Arohana, arohanam, aroh or aroha, in the context of Indian classical music, is the ascending scale of notes in a raga. The pitch increases as we go up from Shadja (Sa) to the Taar Shadja (Sa), possibly in a crooked (vakra) manner.

It contrasts with an avarohana, avarohanam or avaroha the descending scale of any raga. The notes descend in pitch from the upper tonic (taar shadja or Sa) down to the lower tonic, possibly in a crooked (vakra) manner.

==Scale==
In Hindustani classical music, the ascending scale's notes are S R G M P D and N. Lower forms of notes are written in lower case, like r g m d n (S and P are fixed notes), while the first scale given above is that of higher form of the notes. The English notes C D E F G A and B correspond to S R G M P D and N, when C is taken as the tonal note (S is sung at C).

In Carnatic music, the ascending scale's notes for the variant notes R G M D and N have a subscript number indicating the specific variant (see examples below).

==Examples==
===For arohana===
In Multani, the aroha is 'N S g M P N S' (lowercase notes are the lower forms, while uppercase notes are the higher forms, and an apostrophe preceding or following a note denotes the lower or higher octave respectively – see swara).

In Sankarabharanam ragam (29th Melakarta in 72 parent ragam scheme of Carnatic music) the Arohana is S R2 G3 M1 P D2 N3 S. See swaras in Carnatic music for explanation of notation.

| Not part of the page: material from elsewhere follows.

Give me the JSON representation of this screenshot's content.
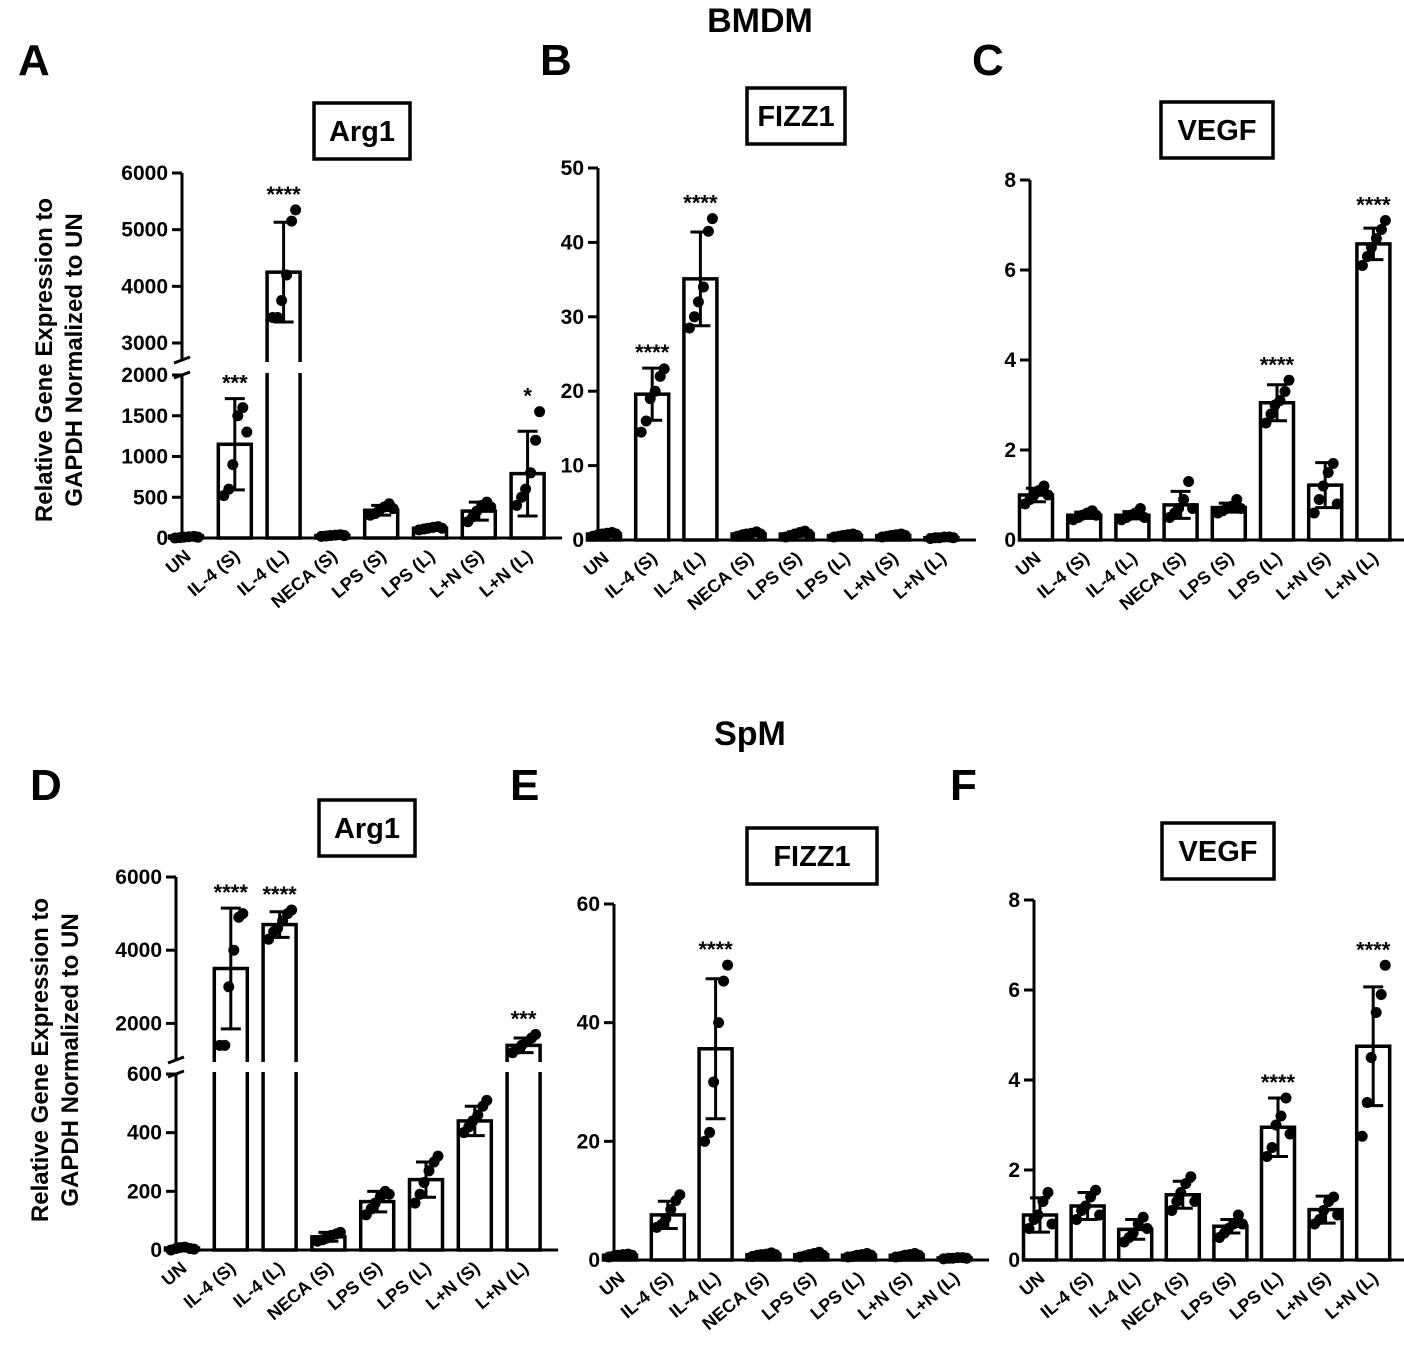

In Abhogi ragam, which is a janya ragam of 22nd melakarta Kharaharapriya, the Arohana is S R2 G2 M1 D2 S. In this ragam certain notes are excluded so the raga is totally changed.

===For avarohana===
In raga Darbari, an Asavari-thaat raga with vadi-samvadi R-P, the avroha is R' n S' d~ n P, m P g~ m R S, with andolan on the dhaivat and gandhar.

In Malahari, which is janya raga of 15th melakarta Mayamalavagowla, the avarohana is S D1 P M1 G2 R1 S. See swaras in Carnatic music for description of this notation.

In Sahana, a janya raga of 28th melakarta Harikambhoji, the Avarohana is S N2 D2 P M1 G3 M1 R2 G3 R2 S. This raga in its avarohana has the notes jumping from one to another (a bit like Dattu). This changes the whole feel of the raga, making Sahana a beautiful raga to listen to.